Btw, how do you know that you're protein is stable in this buffer? Do you have native protein as reference? Is there an alternative expression system that you could try? If yes, I would suggest trying a eukaryotic system.
This paper from Yves Muller's group reports a nice method to screen for refolding conditions; basically, they employed limited proteolysis to identify which conditions were suitable to refold proteins:
The question suggests there is a simple answer around, but it isn't. I agree Heide and Deepti who are both right. I suggest a refolding screen but save the money and prepare it by your own: http://www.ncbi.nlm.nih.gov/pubmed/20851186.
You can screen for aggregates or activity as you like.
for a first shot try this (rapid dilution instead of dialysis):
1) reduce disulfides with 5-10fold excess TCEP
2) exchange buffer to remove urea (100 mM phosphate and 6M guanidium chloride, pH 6)
3) concentrate up to 5-10 mg/ml
4) pulsed rapid dilution: final protein concentration 50 µg/ml (add protein solution slowly dropwise in 5-10 steps to the refolding buffer under gently stirring); refolding buffer (100-200fold volume of protein concentrate) is the Tris buffer you mentioned. If your protein contains disulfide bridges, add a redox system. caution: the drops must disrupt intermediately. take your time. All solution must be particle-free.
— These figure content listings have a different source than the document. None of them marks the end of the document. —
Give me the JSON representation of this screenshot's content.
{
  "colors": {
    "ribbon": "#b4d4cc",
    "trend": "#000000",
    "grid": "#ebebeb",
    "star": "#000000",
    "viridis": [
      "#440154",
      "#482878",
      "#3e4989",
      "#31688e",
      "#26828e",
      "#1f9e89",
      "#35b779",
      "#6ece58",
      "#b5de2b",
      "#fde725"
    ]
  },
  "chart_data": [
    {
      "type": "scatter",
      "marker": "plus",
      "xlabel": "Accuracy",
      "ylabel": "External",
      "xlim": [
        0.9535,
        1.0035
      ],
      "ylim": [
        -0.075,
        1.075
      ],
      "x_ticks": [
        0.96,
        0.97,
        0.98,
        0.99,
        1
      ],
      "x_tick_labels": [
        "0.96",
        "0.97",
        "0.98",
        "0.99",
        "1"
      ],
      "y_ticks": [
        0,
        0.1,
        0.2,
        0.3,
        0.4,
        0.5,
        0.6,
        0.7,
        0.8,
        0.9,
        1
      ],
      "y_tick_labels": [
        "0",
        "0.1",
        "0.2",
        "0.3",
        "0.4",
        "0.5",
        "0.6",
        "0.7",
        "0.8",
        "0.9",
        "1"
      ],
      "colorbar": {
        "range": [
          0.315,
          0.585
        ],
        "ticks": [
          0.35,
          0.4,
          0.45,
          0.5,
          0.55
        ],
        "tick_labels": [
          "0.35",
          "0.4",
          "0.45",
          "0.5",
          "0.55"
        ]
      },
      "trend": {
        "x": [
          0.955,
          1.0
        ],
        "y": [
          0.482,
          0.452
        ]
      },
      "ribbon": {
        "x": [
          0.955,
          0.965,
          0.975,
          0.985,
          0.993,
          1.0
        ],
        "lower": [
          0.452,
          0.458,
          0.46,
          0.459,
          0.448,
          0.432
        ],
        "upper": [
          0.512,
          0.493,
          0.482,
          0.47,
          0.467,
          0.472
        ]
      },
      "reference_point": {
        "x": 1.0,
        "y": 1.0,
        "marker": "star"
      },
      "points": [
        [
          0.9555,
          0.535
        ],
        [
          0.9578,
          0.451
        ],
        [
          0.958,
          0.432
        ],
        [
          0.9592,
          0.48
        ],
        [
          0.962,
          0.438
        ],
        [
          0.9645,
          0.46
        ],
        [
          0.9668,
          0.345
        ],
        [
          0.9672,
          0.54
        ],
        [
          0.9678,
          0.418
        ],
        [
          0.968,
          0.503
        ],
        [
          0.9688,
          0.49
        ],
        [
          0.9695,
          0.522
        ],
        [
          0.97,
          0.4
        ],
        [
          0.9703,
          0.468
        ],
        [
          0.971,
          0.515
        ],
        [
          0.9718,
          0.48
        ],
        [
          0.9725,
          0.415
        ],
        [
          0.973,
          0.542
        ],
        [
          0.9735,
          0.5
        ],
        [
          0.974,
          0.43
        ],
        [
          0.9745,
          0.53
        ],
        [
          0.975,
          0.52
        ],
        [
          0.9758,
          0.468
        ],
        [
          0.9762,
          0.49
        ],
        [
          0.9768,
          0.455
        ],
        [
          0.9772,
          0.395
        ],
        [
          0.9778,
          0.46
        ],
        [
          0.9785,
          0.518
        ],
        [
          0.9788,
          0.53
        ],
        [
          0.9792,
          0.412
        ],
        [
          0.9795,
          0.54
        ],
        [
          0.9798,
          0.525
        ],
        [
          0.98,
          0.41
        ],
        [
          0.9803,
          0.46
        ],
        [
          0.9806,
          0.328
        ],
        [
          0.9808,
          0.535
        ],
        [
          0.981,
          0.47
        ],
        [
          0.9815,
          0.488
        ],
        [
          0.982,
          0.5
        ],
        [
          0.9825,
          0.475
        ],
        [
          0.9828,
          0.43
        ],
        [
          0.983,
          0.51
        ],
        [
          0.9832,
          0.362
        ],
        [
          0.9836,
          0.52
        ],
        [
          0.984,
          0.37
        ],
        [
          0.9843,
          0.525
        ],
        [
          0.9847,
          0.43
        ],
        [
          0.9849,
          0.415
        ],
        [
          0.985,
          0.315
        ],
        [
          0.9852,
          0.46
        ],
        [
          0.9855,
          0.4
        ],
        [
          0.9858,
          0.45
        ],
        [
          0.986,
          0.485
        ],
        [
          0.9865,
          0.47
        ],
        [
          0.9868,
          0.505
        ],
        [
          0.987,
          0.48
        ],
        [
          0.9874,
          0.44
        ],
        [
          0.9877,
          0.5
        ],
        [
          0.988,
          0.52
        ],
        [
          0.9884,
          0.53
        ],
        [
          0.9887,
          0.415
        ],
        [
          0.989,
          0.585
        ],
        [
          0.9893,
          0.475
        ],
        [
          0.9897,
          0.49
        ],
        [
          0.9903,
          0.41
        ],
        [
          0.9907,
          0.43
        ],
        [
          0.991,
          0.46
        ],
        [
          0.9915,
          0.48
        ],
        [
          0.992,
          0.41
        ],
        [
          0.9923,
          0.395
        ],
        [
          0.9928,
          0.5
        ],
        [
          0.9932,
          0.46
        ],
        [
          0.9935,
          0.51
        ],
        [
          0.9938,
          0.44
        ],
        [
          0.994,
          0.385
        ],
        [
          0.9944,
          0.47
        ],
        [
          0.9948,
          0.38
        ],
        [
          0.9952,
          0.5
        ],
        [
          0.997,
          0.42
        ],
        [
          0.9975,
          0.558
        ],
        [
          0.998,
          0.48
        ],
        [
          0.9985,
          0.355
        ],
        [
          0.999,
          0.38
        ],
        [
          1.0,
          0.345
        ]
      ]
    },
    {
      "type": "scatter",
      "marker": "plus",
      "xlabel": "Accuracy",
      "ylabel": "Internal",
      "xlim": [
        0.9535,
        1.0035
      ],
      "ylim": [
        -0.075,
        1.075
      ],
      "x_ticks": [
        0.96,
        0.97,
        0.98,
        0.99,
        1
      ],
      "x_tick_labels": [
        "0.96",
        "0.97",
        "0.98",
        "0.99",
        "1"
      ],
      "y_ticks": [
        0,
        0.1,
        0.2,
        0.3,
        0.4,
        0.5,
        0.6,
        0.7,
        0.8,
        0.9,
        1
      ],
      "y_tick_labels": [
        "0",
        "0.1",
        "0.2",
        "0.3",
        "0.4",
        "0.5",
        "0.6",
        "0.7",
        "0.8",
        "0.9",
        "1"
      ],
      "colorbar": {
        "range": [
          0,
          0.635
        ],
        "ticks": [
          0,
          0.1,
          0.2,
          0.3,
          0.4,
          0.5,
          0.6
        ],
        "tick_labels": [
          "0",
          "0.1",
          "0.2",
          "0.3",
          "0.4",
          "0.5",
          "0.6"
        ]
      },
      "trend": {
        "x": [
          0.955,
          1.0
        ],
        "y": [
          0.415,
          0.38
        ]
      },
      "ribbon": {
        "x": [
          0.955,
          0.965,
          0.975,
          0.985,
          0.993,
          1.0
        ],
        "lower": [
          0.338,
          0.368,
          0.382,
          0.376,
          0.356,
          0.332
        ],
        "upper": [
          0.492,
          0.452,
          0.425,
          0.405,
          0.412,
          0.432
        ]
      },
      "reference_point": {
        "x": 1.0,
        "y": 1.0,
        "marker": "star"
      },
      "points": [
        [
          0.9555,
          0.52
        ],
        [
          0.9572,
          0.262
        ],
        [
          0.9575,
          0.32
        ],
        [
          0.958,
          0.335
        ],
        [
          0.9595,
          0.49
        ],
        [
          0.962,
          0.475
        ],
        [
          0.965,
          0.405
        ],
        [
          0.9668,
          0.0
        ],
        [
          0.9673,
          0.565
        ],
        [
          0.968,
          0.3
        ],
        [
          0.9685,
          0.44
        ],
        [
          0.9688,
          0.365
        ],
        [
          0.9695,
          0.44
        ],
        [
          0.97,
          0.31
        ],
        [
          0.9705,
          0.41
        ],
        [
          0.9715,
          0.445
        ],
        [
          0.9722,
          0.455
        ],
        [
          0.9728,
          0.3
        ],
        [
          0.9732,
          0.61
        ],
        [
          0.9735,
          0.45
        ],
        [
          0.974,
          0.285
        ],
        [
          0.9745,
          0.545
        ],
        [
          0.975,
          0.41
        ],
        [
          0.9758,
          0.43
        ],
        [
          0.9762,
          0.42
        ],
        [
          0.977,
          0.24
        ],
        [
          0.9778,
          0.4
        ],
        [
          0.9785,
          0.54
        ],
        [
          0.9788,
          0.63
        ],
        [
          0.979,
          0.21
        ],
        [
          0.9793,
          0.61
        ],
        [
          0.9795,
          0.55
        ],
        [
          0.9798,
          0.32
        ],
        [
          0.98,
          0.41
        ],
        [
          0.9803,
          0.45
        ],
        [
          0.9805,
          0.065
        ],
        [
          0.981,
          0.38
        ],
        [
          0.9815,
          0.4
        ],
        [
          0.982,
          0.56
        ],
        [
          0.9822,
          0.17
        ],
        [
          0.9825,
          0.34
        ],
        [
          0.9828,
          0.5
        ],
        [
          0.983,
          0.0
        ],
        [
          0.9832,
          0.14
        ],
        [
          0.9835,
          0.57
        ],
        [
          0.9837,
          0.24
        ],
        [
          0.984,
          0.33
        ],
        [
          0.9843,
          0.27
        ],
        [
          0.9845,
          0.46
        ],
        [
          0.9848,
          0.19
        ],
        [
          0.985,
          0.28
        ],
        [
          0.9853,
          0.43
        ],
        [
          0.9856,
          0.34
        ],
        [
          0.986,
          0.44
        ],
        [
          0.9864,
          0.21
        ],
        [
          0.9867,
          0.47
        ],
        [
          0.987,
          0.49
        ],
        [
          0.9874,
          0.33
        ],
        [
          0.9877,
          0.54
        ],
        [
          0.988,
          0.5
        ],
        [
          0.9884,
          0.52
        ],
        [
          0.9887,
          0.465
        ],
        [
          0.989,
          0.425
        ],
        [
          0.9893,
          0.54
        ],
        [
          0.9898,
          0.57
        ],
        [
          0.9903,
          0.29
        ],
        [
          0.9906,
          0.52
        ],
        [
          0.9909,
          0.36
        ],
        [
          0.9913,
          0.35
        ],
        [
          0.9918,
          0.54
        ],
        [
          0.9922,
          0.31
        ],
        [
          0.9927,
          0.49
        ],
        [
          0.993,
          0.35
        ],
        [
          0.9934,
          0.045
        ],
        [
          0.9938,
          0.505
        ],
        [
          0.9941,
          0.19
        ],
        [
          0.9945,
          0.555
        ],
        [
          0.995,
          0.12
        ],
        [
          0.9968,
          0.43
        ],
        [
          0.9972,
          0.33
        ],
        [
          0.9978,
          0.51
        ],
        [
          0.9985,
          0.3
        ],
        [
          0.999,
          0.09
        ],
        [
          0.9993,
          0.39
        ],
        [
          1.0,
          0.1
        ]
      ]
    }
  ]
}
If it doesn't work screen for a refolding buffer and apply it to the procedure above.
You can try using a stepwise dialysis (reducing the urea concentration gradually, instead of all at once). Also, do you know the pI of the protein? you could adjust the pH to allow more or less charge on your protein (depending if the aggregation you're seeing is an electrostatic effect or hydrophobic collapse).
Alternatively you could either co-express with chaperone proteins (or lower the temperature) or add a known binding protein during dialysis to induce proper folding.